A New Initiative to Protect Black History Starts with Coltrane
The American jazz musician John Coltrane bought a three-story brick rowhouse in Philadelphia’s Strawberry Mansion neighborhood in 1952, using it as his primary residence or a stopping point when on tour until he died in 1967.
“I remember playing the upright piano in the home,” said Ravi Coltrane, 58, the son of Coltrane and his second wife Alice Coltrane, an acclaimed harpist. “My father wrote a lot of music on that piano in the 1950s. He composed ‘Naima’ on that piano and many of the pieces he recorded on the album ‘Blue Train’.”
The rowhouse was designated a National Historic Landmark in 1999. But in recent years, the condition of the rowhouse has deteriorated and is currently in need of major repairs and restoration.

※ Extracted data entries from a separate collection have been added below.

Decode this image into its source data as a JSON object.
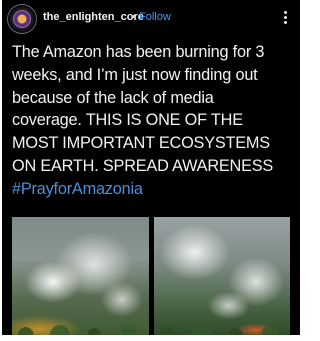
{
  "post": {
    "username": "the_enlighten_core",
    "separator": "•",
    "follow_label": "Follow",
    "more_icon": "more-vertical-icon",
    "caption_lines": [
      "The Amazon has been burning for 3",
      "weeks, and I’m just now finding out",
      "because of the lack of media",
      "coverage. THIS IS ONE OF THE",
      "MOST IMPORTANT ECOSYSTEMS",
      "ON EARTH. SPREAD AWARENESS"
    ],
    "hashtag": "#PrayforAmazonia",
    "colors": {
      "background": "#000000",
      "text": "#f2f2f2",
      "follow": "#3b9cf5",
      "hashtag": "#4a8fd8"
    }
  }
}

On Tuesday, the African American Cultural Heritage Action Fund, a program of the National Trust for Historic Preservation, announced that the rowhouse will be the first site to receive financial support through a new initiative called the Descendants and Family Stewardship. The action fund will assist in coordinating and financing the transfer of Coltrane’s home from its current owner back to his family. The extended Coltrane family has strong ties to the rowhouse: Coltrane’s mother, first cousin, childhood friend, and eventually Juanita Grubbs, his first wife who also was known as Naima, lived with him when he first bought it. And his mother and cousin lived there permanently. After Coltrane’s death in 1967, the home remained in the family for many years; his cousin, Mary Alexander, owned the house until 2004.